Uroflowmetry adalah pemeriksaan pancaran urine selama proses berkemih.
Pemeriksaan non-invasif ini di tunjukkan untuk mendeteksi gejala obstruksi
slauran kemih bagian bawah. Dari Uroflowmetry dapat diperoleh informasi
mengenai volume berkemih, lalu pancaran maksimum (Qmax), laju pancaran rata-
rata (Qave), waktu yang dibutuhkan untuk mencapai laju pancaran maksimum, dan
lama pancaran. Pemeriksaan ini di pakai untuk mengevaluasi, baik sebelum
maupun setelah terapi.
Hasil Uroflowmetry tidka spesifik menunjukkan penyebab terjadinya
kelainan pancaran urine. Pancaran urin yang lemah dapat disebabkan obstruksi
saluran kemih bagian bawah atau kelemahan otot destrusor. Terdapat hubungan
antara nilai Qmax dengan kemungkinan obstruksi saluran kemih bagian bawah
(BOO). Pada batas nilai Qmax sebebsar 10 mL/detik memiliki spesifikais sebesar
70% , positive predictive value (PPV)sebesar 70% dan sebesar 15mL/detik
memiliki spesifisitas sebesar 38%, PPV sebesar 67% dan spesitivitas sebesar 82%
untuk mendiagnosis BOO.
Sebaiknya, penilaian ada tidaknya obstruksi saluran kemih bagian bawah
tidak hanya di nilai dari hasil Qmax saja, tetapi juga digabungkan dengan
pemeriksaan lain. Kombinasi pemeriksaan skor IPSS, volume prostat, dan Qmax
cukup akurat dalam menentukan adanya obstruksi saluran kemih bagian bawah.
Pemeriksaan Uroflowmetry bermakna jika volume urine >150mL.
 Residu Urine
Residu urine atau post voiding urine (PVR) adalah urine di kandung kemih
setelah berkemih. Jumlah residu urine normal rata-rata 12 Ml.
Pemeriksaan residu urine dapat dilakukan dengan cara USG, bladder scan
atau dengan kateter uretra.
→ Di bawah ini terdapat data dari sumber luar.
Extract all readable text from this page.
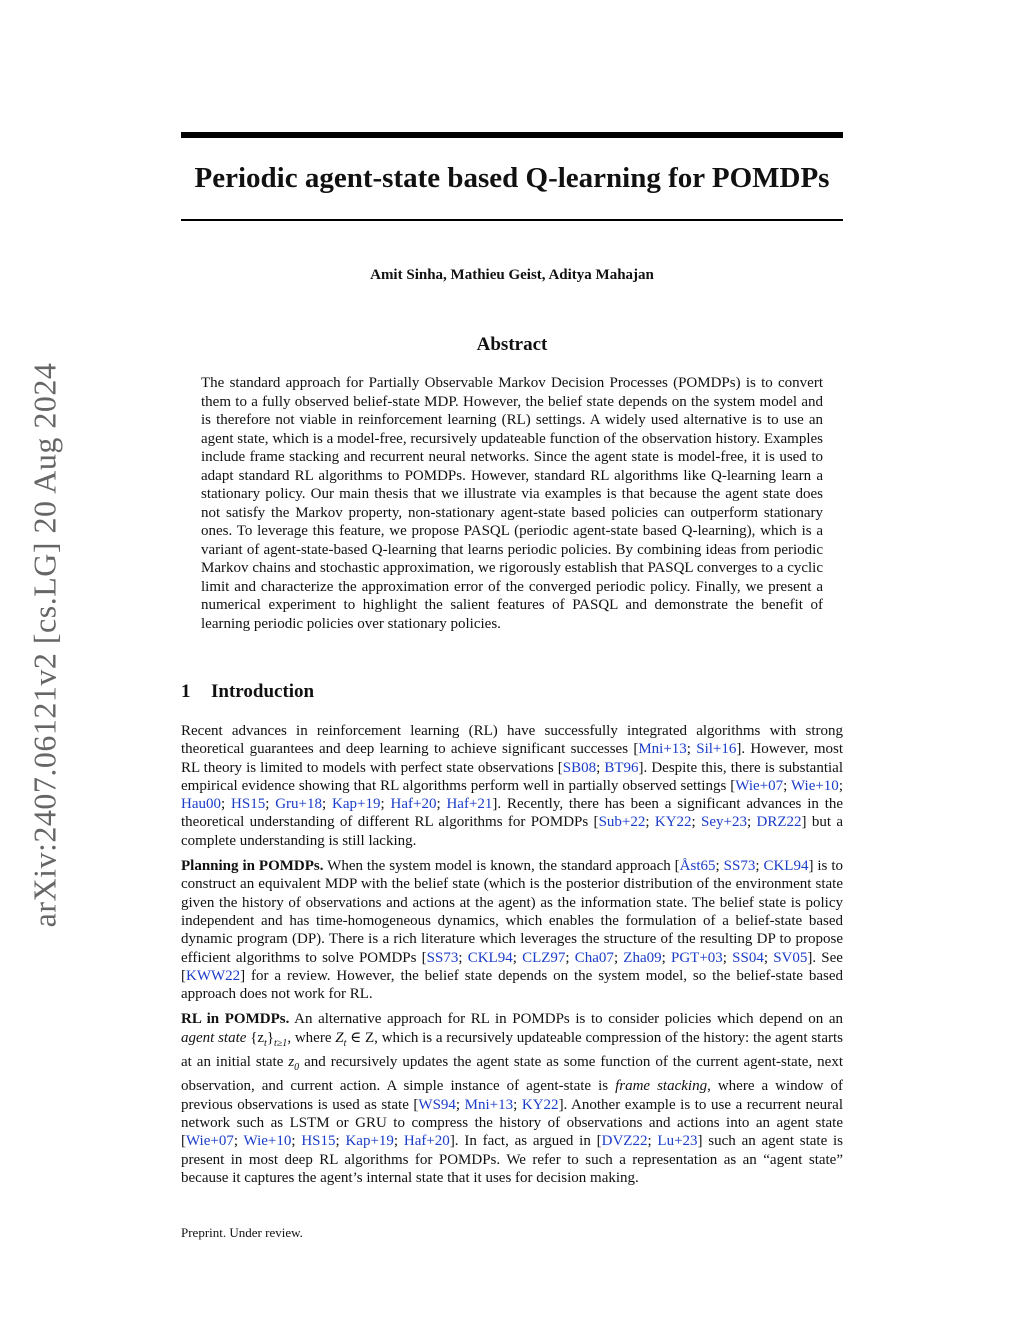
arXiv:2407.06121v2 [cs.LG] 20 Aug 2024
Periodic agent-state based Q-learning for POMDPs
Amit Sinha, Mathieu Geist, Aditya Mahajan
Abstract

The standard approach for Partially Observable Markov Decision Processes (POMDPs) is to convert them to a fully observed belief-state MDP. However, the belief state depends on the system model and is therefore not viable in reinforcement learning (RL) settings. A widely used alternative is to use an agent state, which is a model-free, recursively updateable function of the observation history. Examples include frame stacking and recurrent neural networks. Since the agent state is model-free, it is used to adapt standard RL algorithms to POMDPs. However, standard RL algorithms like Q-learning learn a stationary policy. Our main thesis that we illustrate via examples is that because the agent state does not satisfy the Markov property, non-stationary agent-state based policies can outperform stationary ones. To leverage this feature, we propose PASQL (periodic agent-state based Q-learning), which is a variant of agent-state-based Q-learning that learns periodic policies. By combining ideas from periodic Markov chains and stochastic approximation, we rigorously establish that PASQL converges to a cyclic limit and characterize the approximation error of the converged periodic policy. Finally, we present a numerical experiment to highlight the salient features of PASQL and demonstrate the benefit of learning periodic policies over stationary policies.

1 Introduction

Recent advances in reinforcement learning (RL) have successfully integrated algorithms with strong theoretical guarantees and deep learning to achieve significant successes [Mni+13; Sil+16]. However, most RL theory is limited to models with perfect state observations [SB08; BT96]. Despite this, there is substantial empirical evidence showing that RL algorithms perform well in partially observed settings [Wie+07; Wie+10; Hau00; HS15; Gru+18; Kap+19; Haf+20; Haf+21]. Recently, there has been a significant advances in the theoretical understanding of different RL algorithms for POMDPs [Sub+22; KY22; Sey+23; DRZ22] but a complete understanding is still lacking.

Planning in POMDPs. When the system model is known, the standard approach [Åst65; SS73; CKL94] is to construct an equivalent MDP with the belief state (which is the posterior distribution of the environment state given the history of observations and actions at the agent) as the information state. The belief state is policy independent and has time-homogeneous dynamics, which enables the formulation of a belief-state based dynamic program (DP). There is a rich literature which leverages the structure of the resulting DP to propose efficient algorithms to solve POMDPs [SS73; CKL94; CLZ97; Cha07; Zha09; PGT+03; SS04; SV05]. See [KWW22] for a review. However, the belief state depends on the system model, so the belief-state based approach does not work for RL.

RL in POMDPs. An alternative approach for RL in POMDPs is to consider policies which depend on an agent state $\{z_t\}_{t\ge 1}$, where $Z_t$ ∈ Z, which is a recursively updateable compression of the history: the agent starts at an initial state $z_0$ and recursively updates the agent state as some function of the current agent-state, next observation, and current action. A simple instance of agent-state is frame stacking, where a window of previous observations is used as state [WS94; Mni+13; KY22]. Another example is to use a recurrent neural network such as LSTM or GRU to compress the history of observations and actions into an agent state [Wie+07; Wie+10; HS15; Kap+19; Haf+20]. In fact, as argued in [DVZ22; Lu+23] such an agent state is present in most deep RL algorithms for POMDPs. We refer to such a representation as an “agent state” because it captures the agent’s internal state that it uses for decision making.

Preprint. Under review.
Pengukuran dengan kateter ini lebih akurat
dibandingkan USG, tetapi tidak nyaman bagi pasien, dapat menimbulkan cedera
uretra, infeksi saluran kemih, hingga bakteremia.
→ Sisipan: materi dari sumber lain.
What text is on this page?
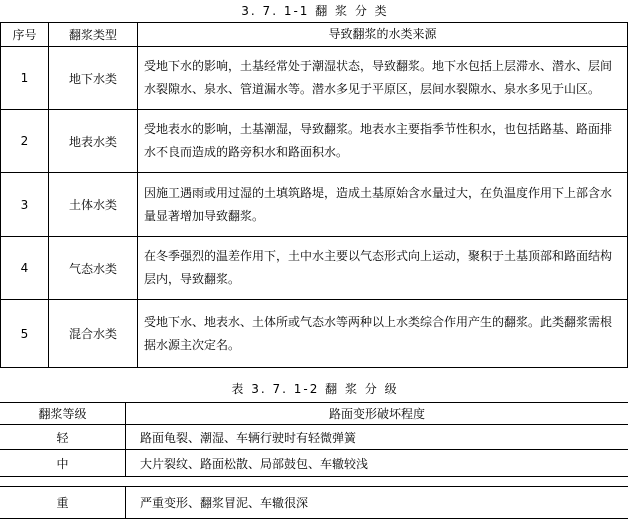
3. 7. 1-1 翻 浆 分 类
序号	翻浆类型	导致翻浆的水类来源
1	地下水类	受地下水的影响，土基经常处于潮湿状态，导致翻浆。地下水包括上层滞水、潜水、层间水裂隙水、泉水、管道漏水等。潜水多见于平原区，层间水裂隙水、泉水多见于山区。
2	地表水类	受地表水的影响，土基潮湿，导致翻浆。地表水主要指季节性积水，也包括路基、路面排水不良而造成的路旁积水和路面积水。
3	土体水类	因施工遇雨或用过湿的土填筑路堤，造成土基原始含水量过大，在负温度作用下上部含水量显著增加导致翻浆。
4	气态水类	在冬季强烈的温差作用下，土中水主要以气态形式向上运动，聚积于土基顶部和路面结构层内，导致翻浆。
5	混合水类	受地下水、地表水、土体所或气态水等两种以上水类综合作用产生的翻浆。此类翻浆需根据水源主次定名。
表 3. 7. 1-2 翻 浆 分 级
翻浆等级	路面变形破坏程度
轻	路面龟裂、潮湿、车辆行驶时有轻微弹簧
中	大片裂纹、路面松散、局部鼓包、车辙较浅

重	严重变形、翻浆冒泥、车辙很深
Peningkatan volume residu urin dapat disebabkan oleh obstruksi saluran
kemih bagian bawah atau kelemahan kontraksi otot detrusor. Volume residu urine
yang banyak pada pemeriksaan awal berkaitan dengan peningkatan resiko
perburukan gejala. Penibgkatan volume residu urine pada pemantauan berkala
berkaitan dengan resiko terjadinya retensi urine.